Alte Apotheke: „Verwaltung war überfordert“ APOTHEKE ADHOC, 24.01.2018 17:40 Uhr
Im Prozess gegen den mutmaßlichen Pfusch-Apotheker Peter S. haben heute zwei Mitarbeiterinnen der Alten Apotheke ausgesagt. Sie gaben Einsicht in die Abläufe der Buchhaltung.
Laut Apothekenmitarbeiterin Birgit K. war die Verwaltung überfordert. Die Apotheke sei schnell gewachsen und die Buchhaltung hätte das Wachstum nicht bewältigen können. So habe es immer ein Missverhältnis zwischen dem tatsächlichen und dem verbuchten Warenbestand gegeben. Bei der ersten Inventur sei es „drunter und drüber“ gegangenen, berichtete K. laut dem Recherchekollektiv Correctiv. Daraufhin sei eine zweite Inventur angesetzt worden, bei der K. aber nicht anwesend war.

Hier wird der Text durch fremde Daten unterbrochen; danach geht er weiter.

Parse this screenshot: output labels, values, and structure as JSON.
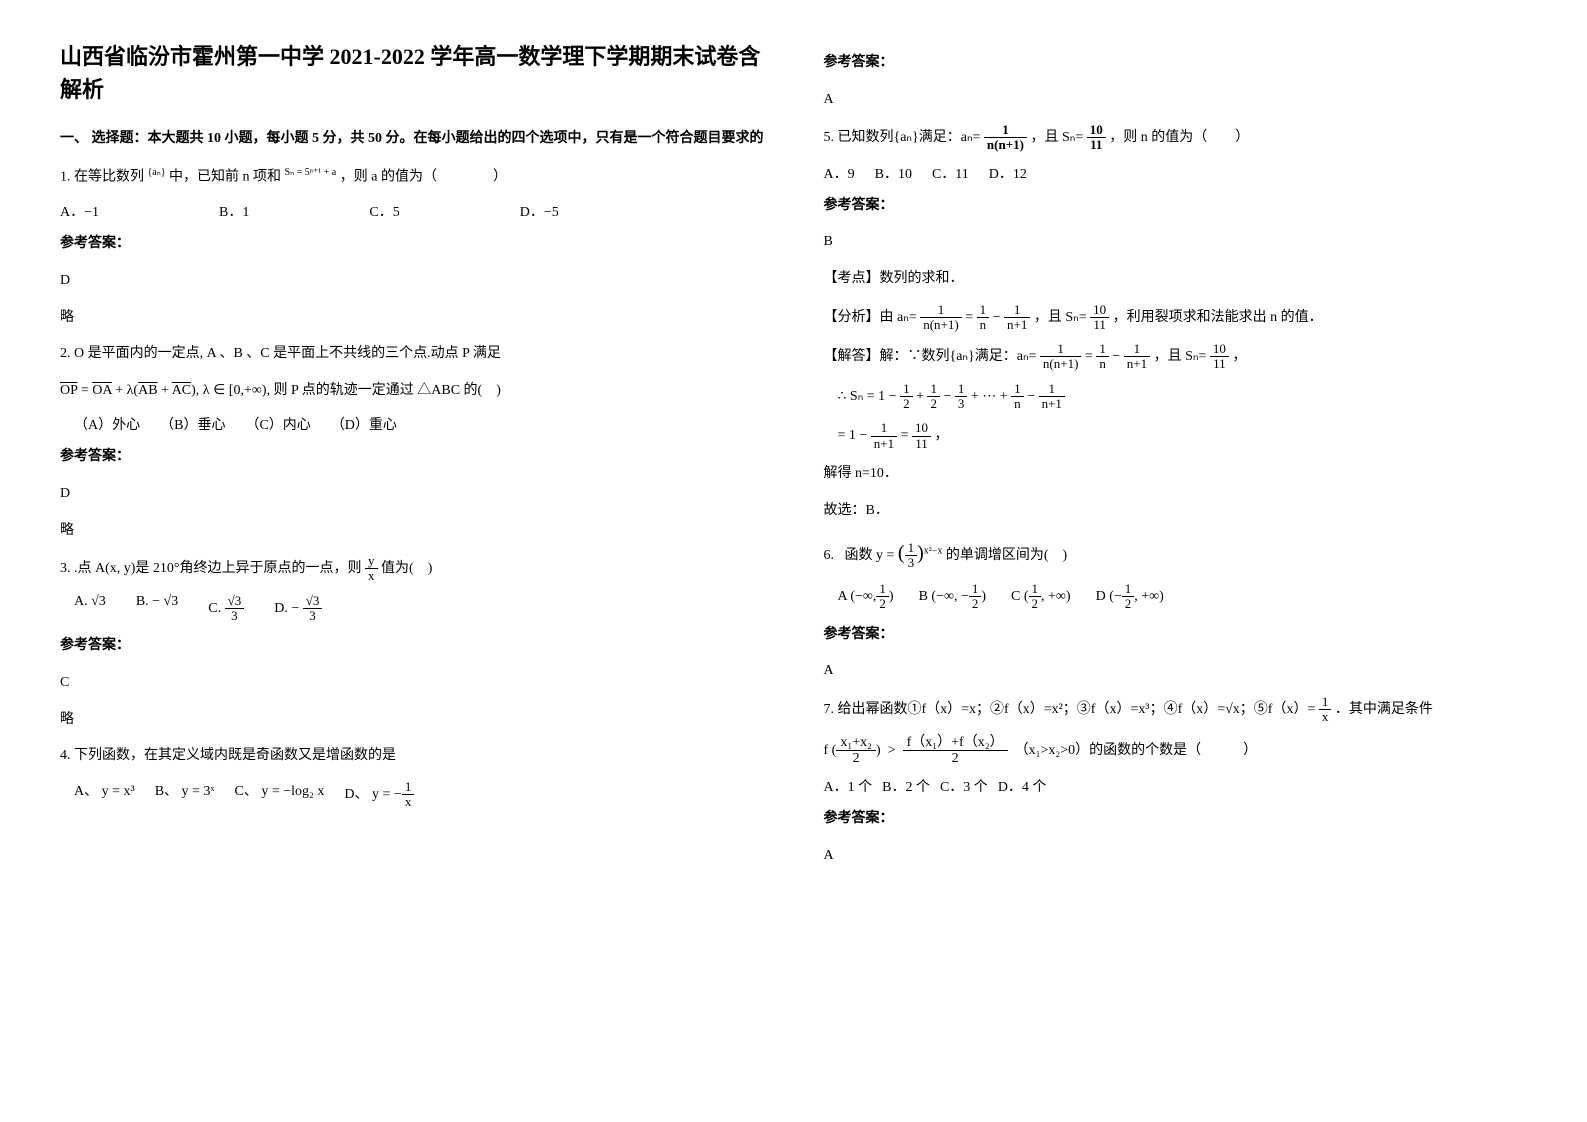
{
  "title": "山西省临汾市霍州第一中学 2021-2022 学年高一数学理下学期期末试卷含解析",
  "section1": "一、 选择题：本大题共 10 小题，每小题 5 分，共 50 分。在每小题给出的四个选项中，只有是一个符合题目要求的",
  "q1": {
    "stem_a": "1. 在等比数列",
    "seq": "{aₙ}",
    "stem_b": "中，已知前 n 项和",
    "sum": "Sₙ = 5ⁿ⁺¹ + a",
    "stem_c": "，则 a 的值为（　　　　）",
    "optA": "A．−1",
    "optB": "B．1",
    "optC": "C．5",
    "optD": "D．−5",
    "ans_label": "参考答案：",
    "ans": "D",
    "note": "略"
  },
  "q2": {
    "stem_a": "2. O 是平面内的一定点, A 、B 、C 是平面上不共线的三个点.动点 P 满足",
    "formula": "OP = OA + λ(AB + AC), λ ∈ [0,+∞),",
    "stem_b": "则 P 点的轨迹一定通过 △ABC 的(　)",
    "optA": "（A）外心",
    "optB": "（B）垂心",
    "optC": "（C）内心",
    "optD": "（D）重心",
    "ans_label": "参考答案：",
    "ans": "D",
    "note": "略"
  },
  "q3": {
    "stem": "3. .点 A(x, y)是 210°角终边上异于原点的一点，则",
    "frac_num": "y",
    "frac_den": "x",
    "stem_tail": "值为(　)",
    "optA_pre": "A.",
    "optA_val": "√3",
    "optB_pre": "B. −",
    "optB_val": "√3",
    "optC_pre": "C.",
    "optC_num": "√3",
    "optC_den": "3",
    "optD_pre": "D. −",
    "optD_num": "√3",
    "optD_den": "3",
    "ans_label": "参考答案：",
    "ans": "C",
    "note": "略"
  },
  "q4": {
    "stem": "4. 下列函数，在其定义域内既是奇函数又是增函数的是",
    "optA": "A、 y = x³",
    "optB": "B、 y = 3ˣ",
    "optC": "C、 y = −log₂ x",
    "optD_pre": "D、",
    "optD_num": "1",
    "optD_den": "x",
    "optD_lead": "y = −",
    "ans_label": "参考答案：",
    "ans": "A"
  },
  "q5": {
    "stem_a": "5. 已知数列{aₙ}满足：aₙ=",
    "a_num": "1",
    "a_den": "n(n+1)",
    "stem_b": "，且 Sₙ=",
    "s_num": "10",
    "s_den": "11",
    "stem_c": "，则 n 的值为（　　）",
    "optA": "A．9",
    "optB": "B．10",
    "optC": "C．11",
    "optD": "D．12",
    "ans_label": "参考答案：",
    "ans": "B",
    "kd": "【考点】数列的求和．",
    "fx_a": "【分析】由 aₙ=",
    "fx_num1": "1",
    "fx_den1": "n(n+1)",
    "fx_eq": "=",
    "fx_num2": "1",
    "fx_den2": "n",
    "fx_minus": "−",
    "fx_num3": "1",
    "fx_den3": "n+1",
    "fx_b": "，且 Sₙ=",
    "fx_num4": "10",
    "fx_den4": "11",
    "fx_c": "，利用裂项求和法能求出 n 的值．",
    "jda_a": "【解答】解：∵数列{aₙ}满足：aₙ=",
    "jda_b": "，且 Sₙ=",
    "jda_c": "，",
    "sn_lead": "∴ Sₙ = 1 −",
    "sn_t1n": "1",
    "sn_t1d": "2",
    "sn_plus": "+",
    "sn_t2n": "1",
    "sn_t2d": "2",
    "sn_minus": "−",
    "sn_t3n": "1",
    "sn_t3d": "3",
    "sn_dots": "+ ⋯ +",
    "sn_t4n": "1",
    "sn_t4d": "n",
    "sn_t5n": "1",
    "sn_t5d": "n+1",
    "eq_lead": "= 1 −",
    "eq_n1": "1",
    "eq_d1": "n+1",
    "eq_eq": "=",
    "eq_n2": "10",
    "eq_d2": "11",
    "eq_tail": "，",
    "solve": "解得 n=10．",
    "pick": "故选：B．"
  },
  "q6": {
    "stem_a": "6.",
    "stem_main_a": "函数 y = ",
    "base_num": "1",
    "base_den": "3",
    "exp": "x²−x",
    "stem_main_b": "的单调增区间为(　)",
    "optA_pre": "A",
    "optA_l": "(−∞,",
    "optA_num": "1",
    "optA_den": "2",
    "optA_r": ")",
    "optB_pre": "B",
    "optB_l": "(−∞, −",
    "optB_num": "1",
    "optB_den": "2",
    "optB_r": ")",
    "optC_pre": "C",
    "optC_l": "(",
    "optC_num": "1",
    "optC_den": "2",
    "optC_r": ", +∞)",
    "optD_pre": "D",
    "optD_l": "(−",
    "optD_num": "1",
    "optD_den": "2",
    "optD_r": ", +∞)",
    "ans_label": "参考答案：",
    "ans": "A"
  },
  "q7": {
    "stem_a": "7. 给出幂函数①f（x）=x；②f（x）=x²；③f（x）=x³；④f（x）=√x；⑤f（x）=",
    "f5_num": "1",
    "f5_den": "x",
    "stem_b": "．其中满足条件",
    "cond_lead": "f",
    "cond_l_open": "(",
    "cond_argn": "x₁+x₂",
    "cond_argd": "2",
    "cond_l_close": ")",
    "cond_gt": ">",
    "cond_rhs_n": "f（x₁）+f（x₂）",
    "cond_rhs_d": "2",
    "cond_tail": "（x₁>x₂>0）的函数的个数是（　　　）",
    "optA": "A．1 个",
    "optB": "B．2 个",
    "optC": "C．3 个",
    "optD": "D．4 个",
    "ans_label": "参考答案：",
    "ans": "A"
  }
}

Immer wieder sei es zu Konflikten zwischen S. und seiner Mutter gekommen, die die Mitarbeiterin als „Herrscherin des Kellers“ bezeichnet. Dort habe die Mutter den Wareneingang kontrolliert und eine ordnungsgemäße Verbuchung gestört. Sie habe ein enges Verhältnis zum Steuerberater gehabt und vermutlich die wirtschaftliche Situation der Apotheke gekannt. Wenn S. fit war, habe er sich gegen seine Mutter durchsetzen können, bei Kopfschmerzen habe er nachgegeben, berichtet die Mitarbeiterin.
Arztpraxen hätten bei Bestellungen hohe Rabatte erhalten oder gar nicht gezahlt. S. habe die Weihnachtsfeier der Praxis bezahlt, in der K. früher gearbeitet hat. Bei den Ärzten habe sie 3500 Euro brutto verdient, in der Alten Apotheke 5500. K. soll ein enges Verhältnis zu S. gehabt haben. Der Chef habe ihr und ihrem Freund eine Kreuzfahrt geschenkt, berichtet K. Da ihr das teure Geschenk unangenehm gewesen sei, habe sie S. gebeten, mit ihnen auf die Kreuzfahrt zu kommen.
Als zweite Zeugin wurde die Apothekerin Ramona S. vernommen. Sie war laut K. für Rezepturen in der Apotheke zuständig. Es habe häufig Probleme mit dem Warenprogramm der Apotheke gegeben, sagte Ramona S. laut Correctiv. Das Programm habe angegeben, dass Ware in der Apotheke vorrätig, tatsächlich aber nichts mehr im Lager gewesen sei oder es gab an, es gebe das Medikament nicht mehr, wenn es noch vorrätig war.
Wie bereits andere Mitarbeiter vor ihr, so gab auch Ramona S. an, dass Peter S. ohne Schutzkleidung im Labor gearbeitet habe. Einige Male habe sie ihn dort im Anzug gesehen, ihn aber nicht darauf angesprochen. Wenn Peter S. auf Reisen war, hätten PTA im Zyto-Labor die Infusionen hergestellt.
Vor einem Besuch der Amtsapothekerin habe man an einigen Türen Schilder mit der Aufschrift „Nur für Personal“ angebracht. Die Amtsapothekerin habe mit Peter S. Kaffee getrunken, bevor sie die Apotheke kontrollierte. Der Anwalt der Nebenklage fragte Ramona S., ob ein Patient im Dezember 2016 ein abgelaufenes Krebsmedikament in der Alten Apotheke erhalten habe. Daran konnte sich Ramona S. nicht erinnern.